Despite their poverty, the Batiste children still have their goals and aspirations - until  terrible unplanned events wreck their hopes:  they are floored by fate’s cruelty and don’t believe that things could get any worse – until they do, with their father bedridden by an awful, fluky accident, and Hurricane Katrina about to hit the Louisiana coast.

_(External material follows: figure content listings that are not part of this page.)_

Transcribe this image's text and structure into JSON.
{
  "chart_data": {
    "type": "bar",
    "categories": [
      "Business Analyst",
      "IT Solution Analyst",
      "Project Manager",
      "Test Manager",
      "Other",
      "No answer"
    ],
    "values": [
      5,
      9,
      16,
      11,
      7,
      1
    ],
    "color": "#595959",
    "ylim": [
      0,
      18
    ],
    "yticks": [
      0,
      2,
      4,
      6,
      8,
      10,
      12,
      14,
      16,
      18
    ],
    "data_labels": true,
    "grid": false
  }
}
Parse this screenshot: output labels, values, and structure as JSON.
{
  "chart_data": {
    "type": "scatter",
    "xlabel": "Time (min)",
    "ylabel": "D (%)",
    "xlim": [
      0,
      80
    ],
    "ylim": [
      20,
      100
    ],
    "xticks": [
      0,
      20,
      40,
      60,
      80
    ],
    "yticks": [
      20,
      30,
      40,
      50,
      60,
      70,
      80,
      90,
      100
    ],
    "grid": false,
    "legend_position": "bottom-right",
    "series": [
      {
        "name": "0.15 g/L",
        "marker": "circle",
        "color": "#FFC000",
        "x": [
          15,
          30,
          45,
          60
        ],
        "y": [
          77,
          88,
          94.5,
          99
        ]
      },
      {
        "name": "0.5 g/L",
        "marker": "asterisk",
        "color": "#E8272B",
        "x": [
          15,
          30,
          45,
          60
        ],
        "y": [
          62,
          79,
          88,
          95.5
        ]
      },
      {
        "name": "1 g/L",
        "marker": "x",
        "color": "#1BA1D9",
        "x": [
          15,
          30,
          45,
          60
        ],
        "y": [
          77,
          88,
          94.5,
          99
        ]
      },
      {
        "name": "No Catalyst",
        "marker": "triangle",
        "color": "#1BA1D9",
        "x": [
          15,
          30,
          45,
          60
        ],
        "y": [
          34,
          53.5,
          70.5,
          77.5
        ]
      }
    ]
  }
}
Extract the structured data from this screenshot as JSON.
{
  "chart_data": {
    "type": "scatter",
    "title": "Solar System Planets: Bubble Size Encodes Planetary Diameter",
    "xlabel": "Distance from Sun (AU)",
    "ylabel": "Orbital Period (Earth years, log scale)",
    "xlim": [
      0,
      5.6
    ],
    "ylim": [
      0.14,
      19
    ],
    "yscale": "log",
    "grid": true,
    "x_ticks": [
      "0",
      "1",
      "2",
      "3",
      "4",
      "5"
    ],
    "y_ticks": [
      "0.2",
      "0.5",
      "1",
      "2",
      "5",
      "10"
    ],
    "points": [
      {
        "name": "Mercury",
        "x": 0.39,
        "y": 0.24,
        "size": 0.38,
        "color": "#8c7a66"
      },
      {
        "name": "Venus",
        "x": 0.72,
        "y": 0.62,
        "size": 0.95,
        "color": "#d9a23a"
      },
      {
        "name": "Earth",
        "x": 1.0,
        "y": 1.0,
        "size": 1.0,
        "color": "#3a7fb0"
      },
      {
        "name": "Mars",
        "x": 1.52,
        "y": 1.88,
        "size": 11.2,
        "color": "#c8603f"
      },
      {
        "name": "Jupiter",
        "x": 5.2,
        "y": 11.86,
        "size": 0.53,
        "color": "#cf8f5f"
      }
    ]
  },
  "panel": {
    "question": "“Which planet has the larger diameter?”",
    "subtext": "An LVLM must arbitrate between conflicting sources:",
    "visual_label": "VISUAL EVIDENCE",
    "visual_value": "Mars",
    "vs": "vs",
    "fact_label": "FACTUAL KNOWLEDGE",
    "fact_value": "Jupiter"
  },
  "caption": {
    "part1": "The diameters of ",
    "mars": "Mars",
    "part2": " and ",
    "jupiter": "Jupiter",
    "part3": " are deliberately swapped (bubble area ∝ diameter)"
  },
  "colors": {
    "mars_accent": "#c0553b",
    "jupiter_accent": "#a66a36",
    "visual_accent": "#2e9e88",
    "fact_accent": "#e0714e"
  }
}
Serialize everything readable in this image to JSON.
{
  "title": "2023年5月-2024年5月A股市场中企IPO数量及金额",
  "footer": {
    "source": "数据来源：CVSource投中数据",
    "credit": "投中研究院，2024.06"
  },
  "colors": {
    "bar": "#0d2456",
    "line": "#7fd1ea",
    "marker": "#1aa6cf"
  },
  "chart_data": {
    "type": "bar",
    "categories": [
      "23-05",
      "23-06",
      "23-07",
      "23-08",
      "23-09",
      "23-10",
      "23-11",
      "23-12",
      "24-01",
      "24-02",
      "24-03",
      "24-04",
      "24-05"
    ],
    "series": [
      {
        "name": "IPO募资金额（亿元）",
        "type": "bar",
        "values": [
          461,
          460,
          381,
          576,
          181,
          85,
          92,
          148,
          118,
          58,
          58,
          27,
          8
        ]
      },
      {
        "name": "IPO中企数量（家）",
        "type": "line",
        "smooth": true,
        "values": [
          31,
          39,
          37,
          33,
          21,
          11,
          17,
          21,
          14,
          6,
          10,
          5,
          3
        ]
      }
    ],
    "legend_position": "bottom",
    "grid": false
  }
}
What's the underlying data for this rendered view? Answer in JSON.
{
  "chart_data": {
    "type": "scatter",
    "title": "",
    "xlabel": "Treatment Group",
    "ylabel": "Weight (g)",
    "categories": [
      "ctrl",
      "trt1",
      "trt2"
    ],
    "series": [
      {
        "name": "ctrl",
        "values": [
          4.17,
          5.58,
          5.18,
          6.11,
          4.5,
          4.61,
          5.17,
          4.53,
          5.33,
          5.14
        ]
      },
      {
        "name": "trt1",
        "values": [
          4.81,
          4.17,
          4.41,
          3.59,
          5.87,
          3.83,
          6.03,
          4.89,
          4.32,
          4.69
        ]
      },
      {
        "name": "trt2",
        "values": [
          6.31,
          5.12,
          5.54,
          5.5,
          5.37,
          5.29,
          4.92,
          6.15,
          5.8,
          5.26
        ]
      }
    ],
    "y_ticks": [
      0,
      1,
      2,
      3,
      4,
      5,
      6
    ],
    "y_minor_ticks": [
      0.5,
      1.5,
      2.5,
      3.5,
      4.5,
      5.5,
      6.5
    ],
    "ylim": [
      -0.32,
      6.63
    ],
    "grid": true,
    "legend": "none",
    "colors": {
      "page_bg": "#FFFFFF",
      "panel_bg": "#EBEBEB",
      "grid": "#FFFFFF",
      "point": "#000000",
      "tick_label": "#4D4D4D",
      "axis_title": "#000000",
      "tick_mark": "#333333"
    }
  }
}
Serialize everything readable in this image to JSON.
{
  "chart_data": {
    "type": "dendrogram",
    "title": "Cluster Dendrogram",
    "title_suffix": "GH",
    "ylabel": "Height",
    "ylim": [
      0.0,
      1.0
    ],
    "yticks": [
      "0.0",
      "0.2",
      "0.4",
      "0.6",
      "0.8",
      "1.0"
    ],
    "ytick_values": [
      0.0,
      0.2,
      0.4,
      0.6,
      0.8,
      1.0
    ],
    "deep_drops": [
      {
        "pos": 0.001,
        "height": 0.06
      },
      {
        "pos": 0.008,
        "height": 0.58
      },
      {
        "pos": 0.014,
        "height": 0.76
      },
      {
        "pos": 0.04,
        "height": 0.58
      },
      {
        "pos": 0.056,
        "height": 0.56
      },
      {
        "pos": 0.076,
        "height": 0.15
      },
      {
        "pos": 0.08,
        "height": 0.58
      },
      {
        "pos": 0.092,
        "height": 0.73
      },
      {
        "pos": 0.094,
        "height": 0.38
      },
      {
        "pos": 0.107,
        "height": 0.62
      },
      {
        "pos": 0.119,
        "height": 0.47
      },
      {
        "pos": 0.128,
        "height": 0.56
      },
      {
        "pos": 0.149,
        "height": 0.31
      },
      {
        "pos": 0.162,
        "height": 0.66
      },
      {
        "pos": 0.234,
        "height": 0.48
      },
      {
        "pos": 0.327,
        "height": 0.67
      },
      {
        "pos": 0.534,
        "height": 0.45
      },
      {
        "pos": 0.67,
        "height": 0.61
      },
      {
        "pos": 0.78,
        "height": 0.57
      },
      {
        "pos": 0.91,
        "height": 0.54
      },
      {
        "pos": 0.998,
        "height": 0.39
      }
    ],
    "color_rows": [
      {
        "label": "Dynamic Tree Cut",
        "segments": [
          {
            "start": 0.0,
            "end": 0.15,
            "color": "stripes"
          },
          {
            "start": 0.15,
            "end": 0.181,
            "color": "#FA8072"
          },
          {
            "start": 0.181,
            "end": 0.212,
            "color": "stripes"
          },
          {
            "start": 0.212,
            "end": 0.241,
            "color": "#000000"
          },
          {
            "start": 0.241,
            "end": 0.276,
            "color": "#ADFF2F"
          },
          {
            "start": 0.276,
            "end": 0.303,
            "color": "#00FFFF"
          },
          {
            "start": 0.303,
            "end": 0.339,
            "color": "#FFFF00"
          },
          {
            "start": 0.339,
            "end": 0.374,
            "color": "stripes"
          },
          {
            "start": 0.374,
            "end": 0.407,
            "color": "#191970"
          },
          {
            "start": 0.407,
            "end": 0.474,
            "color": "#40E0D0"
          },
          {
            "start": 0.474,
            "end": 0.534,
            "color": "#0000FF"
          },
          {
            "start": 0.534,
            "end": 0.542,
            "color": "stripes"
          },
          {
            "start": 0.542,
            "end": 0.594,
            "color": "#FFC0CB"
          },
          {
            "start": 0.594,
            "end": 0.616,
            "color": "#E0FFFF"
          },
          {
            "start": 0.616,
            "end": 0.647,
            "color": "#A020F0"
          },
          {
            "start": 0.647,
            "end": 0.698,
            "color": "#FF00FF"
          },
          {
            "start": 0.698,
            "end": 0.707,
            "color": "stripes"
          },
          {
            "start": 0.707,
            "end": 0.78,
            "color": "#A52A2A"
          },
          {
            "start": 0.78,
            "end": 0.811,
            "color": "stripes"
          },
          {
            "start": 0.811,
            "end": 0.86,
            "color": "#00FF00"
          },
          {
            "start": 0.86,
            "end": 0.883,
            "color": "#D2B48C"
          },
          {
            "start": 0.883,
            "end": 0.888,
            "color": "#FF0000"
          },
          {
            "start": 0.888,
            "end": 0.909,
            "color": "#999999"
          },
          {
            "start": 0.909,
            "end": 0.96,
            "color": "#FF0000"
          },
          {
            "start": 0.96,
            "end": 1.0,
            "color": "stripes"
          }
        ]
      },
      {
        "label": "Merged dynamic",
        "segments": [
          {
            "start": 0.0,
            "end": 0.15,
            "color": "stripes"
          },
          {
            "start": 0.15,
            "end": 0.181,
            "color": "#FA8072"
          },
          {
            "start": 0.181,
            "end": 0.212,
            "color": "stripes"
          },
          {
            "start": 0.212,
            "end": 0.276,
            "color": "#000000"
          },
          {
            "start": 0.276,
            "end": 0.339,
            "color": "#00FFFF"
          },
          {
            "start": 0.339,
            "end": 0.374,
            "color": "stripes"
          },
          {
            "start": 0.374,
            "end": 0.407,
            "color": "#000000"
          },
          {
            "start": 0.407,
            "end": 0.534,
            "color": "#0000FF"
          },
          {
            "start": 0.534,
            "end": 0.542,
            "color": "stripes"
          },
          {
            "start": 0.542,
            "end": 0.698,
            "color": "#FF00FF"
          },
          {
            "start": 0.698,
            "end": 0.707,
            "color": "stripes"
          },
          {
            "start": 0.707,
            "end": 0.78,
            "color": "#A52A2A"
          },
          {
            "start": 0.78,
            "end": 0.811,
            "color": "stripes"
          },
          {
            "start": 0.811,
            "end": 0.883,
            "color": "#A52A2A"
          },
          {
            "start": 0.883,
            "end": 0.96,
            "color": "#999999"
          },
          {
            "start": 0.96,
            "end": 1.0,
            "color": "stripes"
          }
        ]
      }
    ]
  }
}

Ms. West’s account of the Hurricane alone is stark and terrible:  we are there trying to shield ourselves in our pathetic little shelter from the howling, roaring wind and waterfalls of rain;  we are completely given over to our gutclenching fear in the face of such a huge, elemental power, and watch in terrified disbelief as the water floods our mean little dwelling and threatens to drown us all.
I cannot remember when I last read such splendid prose.  Ms. West is a true wordsmith;  she paints compelling, unforgettable pictures with her beautiful language and her characters are so strong and true that I didn’t want her lovely book to end, for despite the parallels to Greek tragedy, the story ends on a triumphantly hopeful note:  the Batistes and their friends survive, and they survive because they love each other enough to make all the right sacrifices.  They now have even less than before, but what they have gained is immeasurable.  FIVE STARS!!!!!